Wanda and Josie thought she was weird and didn’t understand why I was hanging out with her. “You never go anywhere,” they complained. “You never do anything anymore.” I tried to make up something but I knew they had decided not to believe me. Besides, it was true. I wasn’t leaving town as much except sometimes just with Bobby. I wasn’t going to parties much.

I didn’t go to Tom’s party, the one he threw despite being on probation. The one where afterwards they found Kim in a ditch, thrown from his crumpled station wagon.

The adults all said it was an accident, a tragedy, a real shame. Everyone agreed they hadn’t seen this coming, not Kim, not in this town. Quite a shock. Tom was in deep trouble, the poor thing. It was almost too much–they were dating, didn’t you hear? Losing his car and his girlfriend in the same night. I had heard a hundred versions of the night’s events before Alicia stepped forward. That was when I found out that I had really been the only person not to go to Tom’s that night.

Alicia said she had been there and it was true. Everyone had seen her. So when she said that she had seen who had gotten behind the wheel of Tom’s car even though he had hardly been able to walk, they all believed her. And all eyes turned to my brother. Bobby, who could always be trusted to have done what he said he hadn’t. Bobby didn’t graduate from high school that year. Already eighteen, he was tried as an adult.

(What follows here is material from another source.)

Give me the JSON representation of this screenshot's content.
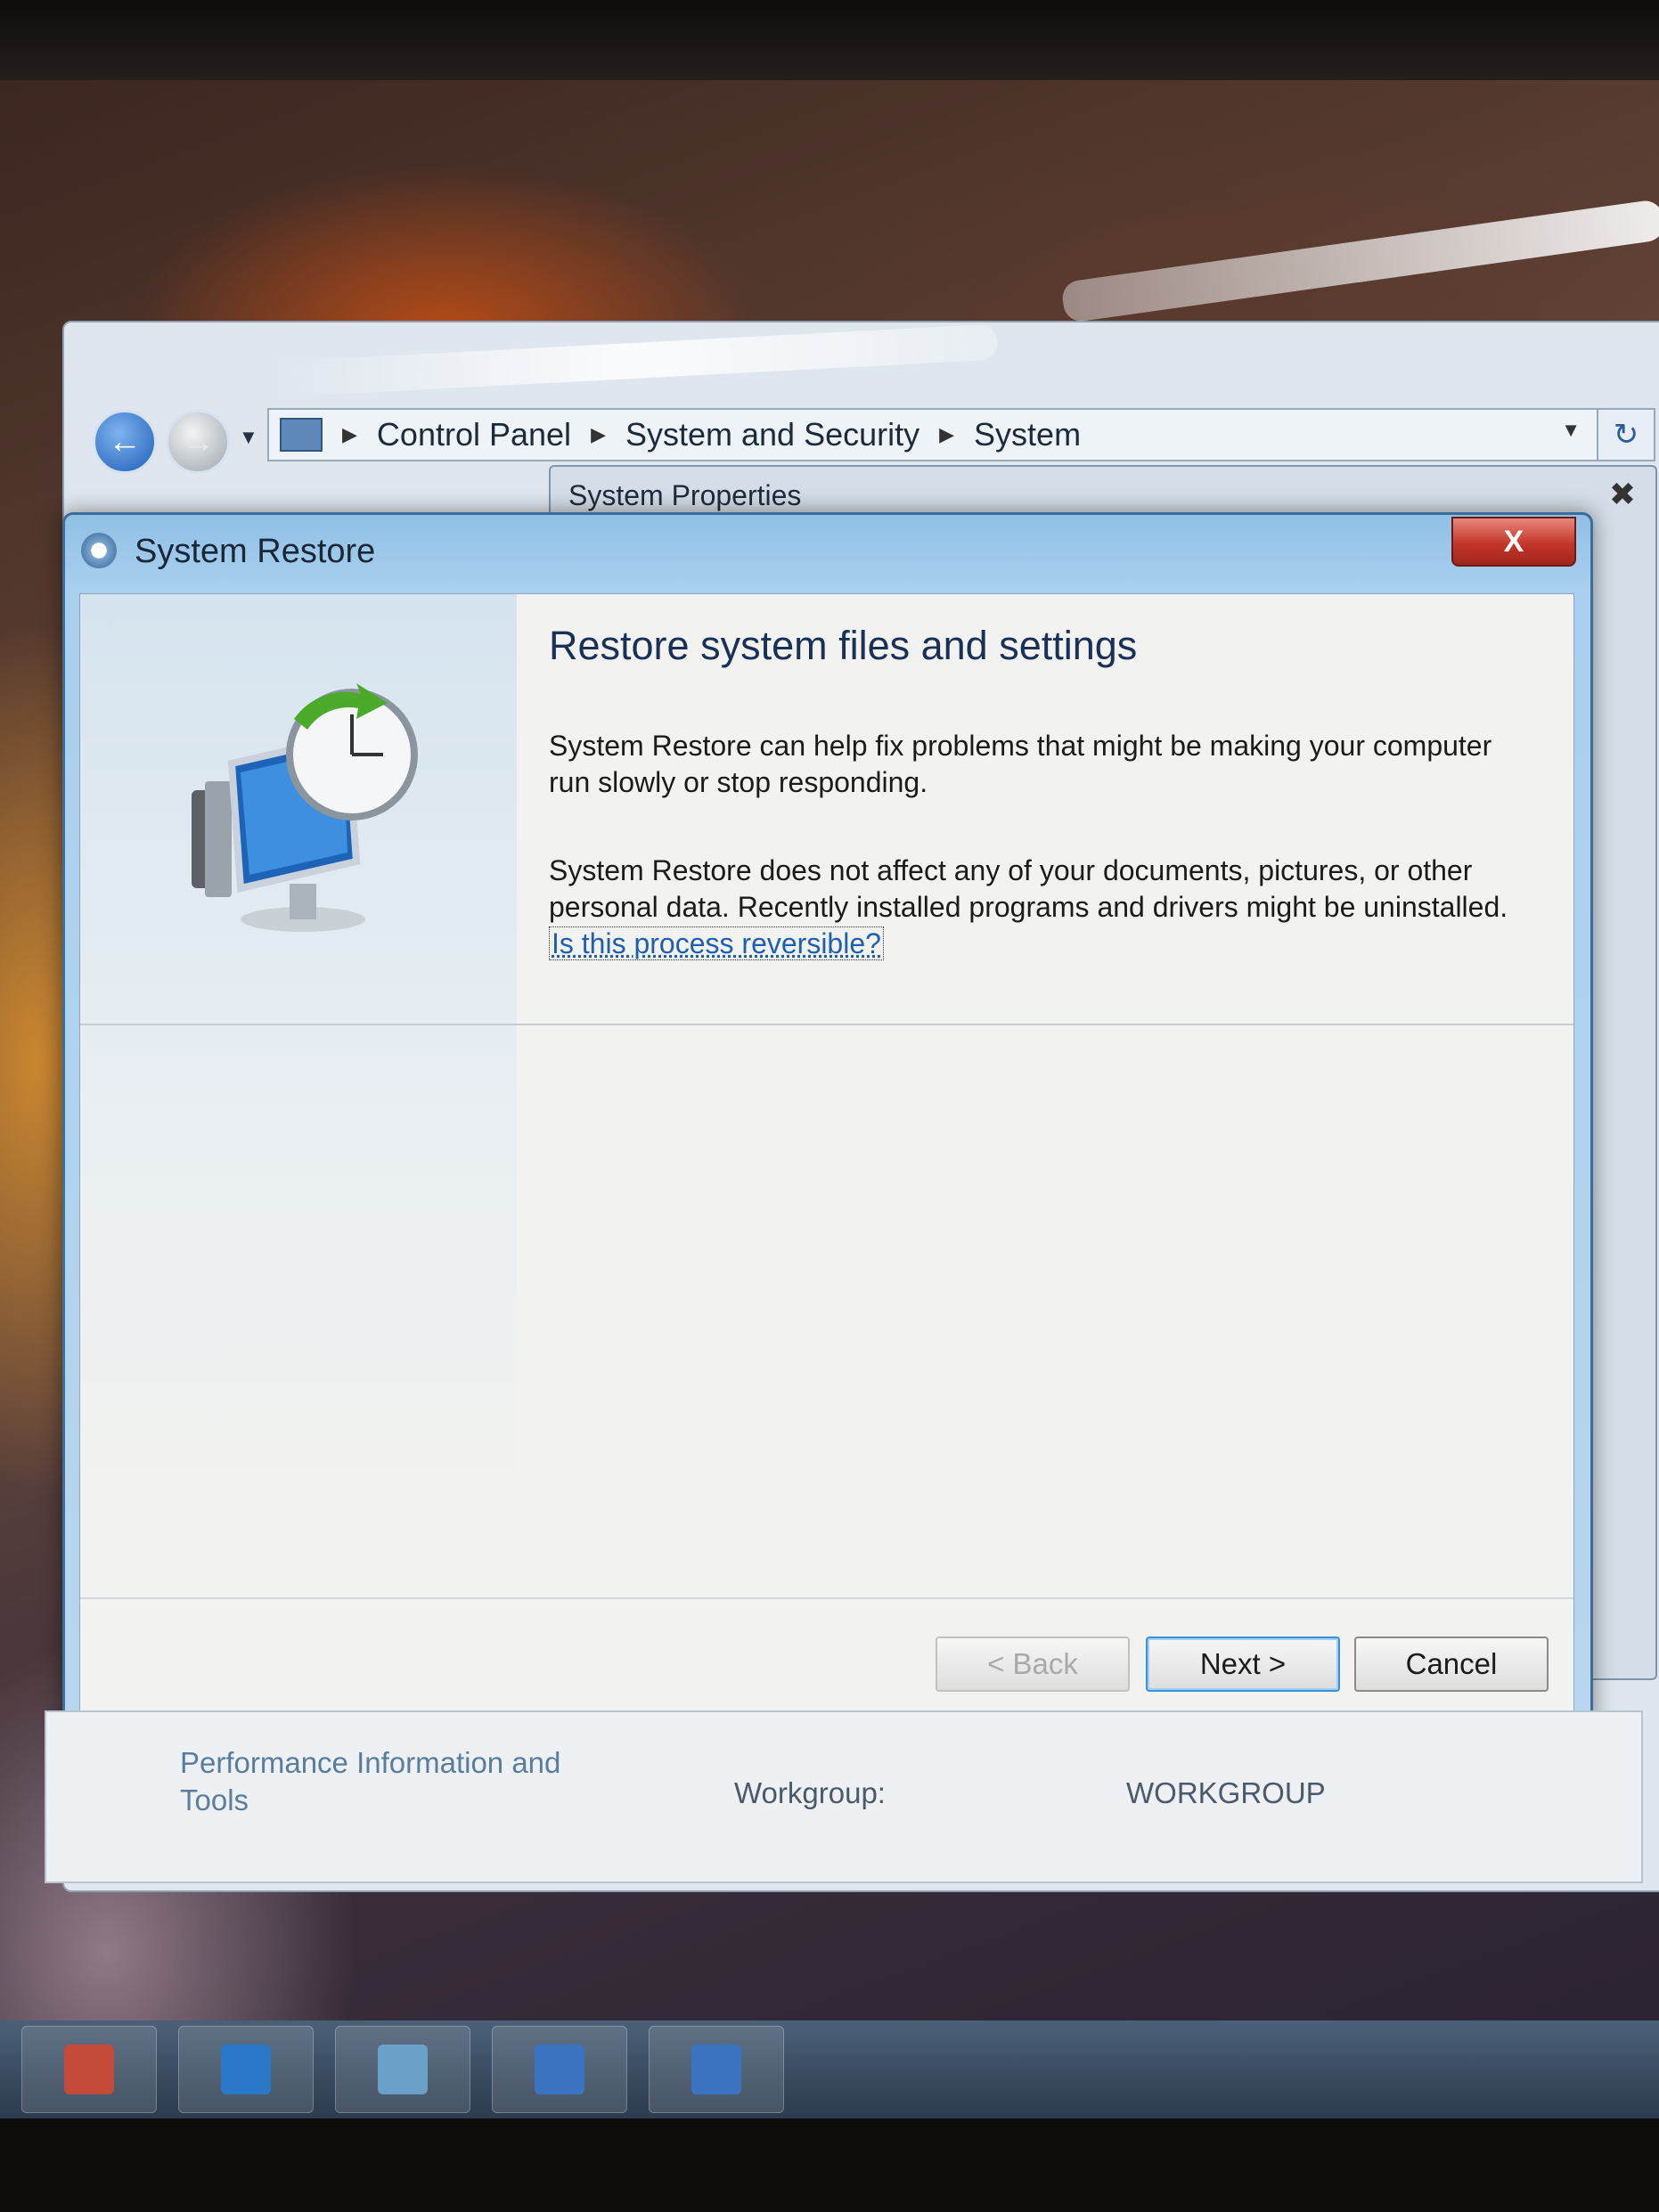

I didn’t speak to Alicia much after that. After the trial, somewhere between school and home, I confronted her because I thought I trusted her to have told the truth, but once we were face-to-face I didn’t know. I looked at her standing there in the street and I couldn’t place her. It wasn’t that Alicia always told the truth, but it wasn’t like she was honor-bound to her lies like the rest of us. I had never known when she had lied to me, and I had no way to tell if she had. All I knew was that she had taken my brother from me, and what was worse, I had no idea that he didn’t deserve it.